Insert discussion from https://cbor-wg.github.io/CBORbis/#rfc.section.2 and generalize.
In general, data modeling languages provide a limited universe of data models that can be specified, even if that cannot easily be described as a "generic data model". Hence the need for information modeling, which may be able to describe elements of the model in more abstract, application specific terms, without needing to prematurely "represent" these terms in the limited set of mechanisms available at the data model universe level.
Data modeling in open communication systems often is implicitly about data to be transferred between systems.
However, data modeling also may be about "data at rest", i.e. a data store offered by one system. Such a data store may be only retrievable/updatable as a whole, in which case the modeling of data transfers is sufficient. However, some application provide a finer grained access protocol (or "API") to these data, modeling then is not just (or not really at all) about the data itself but on the interactions that can be performed on the data (usually in a client-server relationship, sometimes augmented by notifications).
Modeling languages such as SMIv2 and YANG describe data at rest.
The description of these data gives rise to a somewhat implicit
interaction model; that interaction model may be supplementally controlled by
additional information in a data model (such as config yes in YANG)
that is not meaning for a data transfer modeling mechanism.
"Remote procedure calls" can be used to provide additional
interactions not already implied by the data modeling; recent work
also starts addressing additional notifications.
(YANG has recently started work on addressing data transfer oriented data modeling as well.

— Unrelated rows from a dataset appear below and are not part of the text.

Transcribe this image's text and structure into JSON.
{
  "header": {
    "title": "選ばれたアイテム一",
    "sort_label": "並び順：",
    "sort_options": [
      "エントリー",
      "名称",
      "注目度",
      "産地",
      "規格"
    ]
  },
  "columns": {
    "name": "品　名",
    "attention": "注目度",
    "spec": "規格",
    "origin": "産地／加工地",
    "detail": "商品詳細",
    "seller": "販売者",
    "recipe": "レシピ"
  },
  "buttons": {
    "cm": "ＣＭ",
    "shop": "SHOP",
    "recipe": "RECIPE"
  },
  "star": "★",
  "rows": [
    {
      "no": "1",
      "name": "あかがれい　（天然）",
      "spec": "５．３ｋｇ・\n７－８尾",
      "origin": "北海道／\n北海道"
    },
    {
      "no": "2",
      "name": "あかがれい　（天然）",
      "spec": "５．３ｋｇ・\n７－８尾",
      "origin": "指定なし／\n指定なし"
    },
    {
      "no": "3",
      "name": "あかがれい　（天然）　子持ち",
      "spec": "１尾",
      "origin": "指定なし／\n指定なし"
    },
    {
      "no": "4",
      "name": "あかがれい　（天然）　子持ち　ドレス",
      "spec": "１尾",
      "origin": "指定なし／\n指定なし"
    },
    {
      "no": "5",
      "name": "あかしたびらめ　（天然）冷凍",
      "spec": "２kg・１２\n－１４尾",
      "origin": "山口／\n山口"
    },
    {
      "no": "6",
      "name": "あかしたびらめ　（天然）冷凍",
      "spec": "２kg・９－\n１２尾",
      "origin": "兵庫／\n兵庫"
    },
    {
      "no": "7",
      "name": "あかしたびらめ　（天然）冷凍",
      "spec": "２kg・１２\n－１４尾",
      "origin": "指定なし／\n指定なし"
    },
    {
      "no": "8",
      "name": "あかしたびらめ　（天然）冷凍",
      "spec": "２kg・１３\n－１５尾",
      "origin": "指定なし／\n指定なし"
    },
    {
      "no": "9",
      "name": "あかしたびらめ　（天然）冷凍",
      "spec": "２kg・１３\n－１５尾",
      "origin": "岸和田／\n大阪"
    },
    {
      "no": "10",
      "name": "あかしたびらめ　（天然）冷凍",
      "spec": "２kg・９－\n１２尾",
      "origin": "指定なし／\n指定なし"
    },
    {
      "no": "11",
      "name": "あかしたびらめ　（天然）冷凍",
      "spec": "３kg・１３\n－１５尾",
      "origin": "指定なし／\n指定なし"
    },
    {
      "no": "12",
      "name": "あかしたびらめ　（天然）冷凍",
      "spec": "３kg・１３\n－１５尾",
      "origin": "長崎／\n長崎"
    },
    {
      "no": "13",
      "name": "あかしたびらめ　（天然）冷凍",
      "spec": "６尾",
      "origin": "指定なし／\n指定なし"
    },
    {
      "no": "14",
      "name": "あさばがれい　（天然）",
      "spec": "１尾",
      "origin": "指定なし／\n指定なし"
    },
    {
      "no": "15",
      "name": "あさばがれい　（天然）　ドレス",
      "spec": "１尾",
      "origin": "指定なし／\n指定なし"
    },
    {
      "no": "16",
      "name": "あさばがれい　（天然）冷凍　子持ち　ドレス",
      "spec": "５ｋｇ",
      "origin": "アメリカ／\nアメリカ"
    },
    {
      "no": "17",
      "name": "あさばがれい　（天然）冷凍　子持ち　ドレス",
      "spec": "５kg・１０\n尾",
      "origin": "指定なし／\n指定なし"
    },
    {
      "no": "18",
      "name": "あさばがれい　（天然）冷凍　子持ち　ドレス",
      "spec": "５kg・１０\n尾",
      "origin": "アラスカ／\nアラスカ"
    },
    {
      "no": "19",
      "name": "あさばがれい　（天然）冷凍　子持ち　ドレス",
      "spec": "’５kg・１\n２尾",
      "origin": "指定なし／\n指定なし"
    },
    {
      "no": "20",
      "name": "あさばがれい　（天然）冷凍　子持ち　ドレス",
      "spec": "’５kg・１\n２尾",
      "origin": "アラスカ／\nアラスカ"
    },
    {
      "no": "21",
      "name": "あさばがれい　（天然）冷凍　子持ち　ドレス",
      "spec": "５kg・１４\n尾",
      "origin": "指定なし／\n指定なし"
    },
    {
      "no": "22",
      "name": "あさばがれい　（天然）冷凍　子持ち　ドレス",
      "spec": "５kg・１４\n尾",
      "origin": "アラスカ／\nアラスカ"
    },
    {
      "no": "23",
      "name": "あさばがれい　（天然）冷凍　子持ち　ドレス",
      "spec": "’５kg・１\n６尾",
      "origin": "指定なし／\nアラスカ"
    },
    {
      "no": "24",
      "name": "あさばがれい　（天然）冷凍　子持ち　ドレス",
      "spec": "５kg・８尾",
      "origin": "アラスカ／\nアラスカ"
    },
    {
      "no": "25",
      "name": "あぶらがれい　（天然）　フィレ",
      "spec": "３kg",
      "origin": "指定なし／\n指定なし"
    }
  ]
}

TBD: write more about NMDA)
Database modeling languages (data definition languages, "schema languages") also describe data at rest. These data can then be accessed or modified using a data manipulation language, which recurs on the items (relations [tables], columns, their data types, and relationships between tables) established by the schema language. SQL continues to be the dominant standard for both data definition and data manipulation in this space, "No-SQL" database designs notwithstanding.
SQL also adds a "data control language", which, based on a predefined common data model, can be used to set up authorization, see "Authorization modeling" below.
In today's data modeling environments, the modeling of authorization is usually addressed by special models, syntax, and semantics.
TBD: Explain the SNMP models as well as NACM; contrast to SQL DCL.
REST views a server as a collection of resources, which are not modeled a priori — their structure is deduced at runtime using hypermedia as the engine of application state. (Obviously, "API languages" such as OpenAPI do want to provide some structure here.)
The representations exchanged to retrieve and operate on resources are modeled using media types. REST environments often have a plethora or these, based on quite different forms of modeling. Again, "API languages" provide means to specify (or imply from the data modeling) some structure of these representations.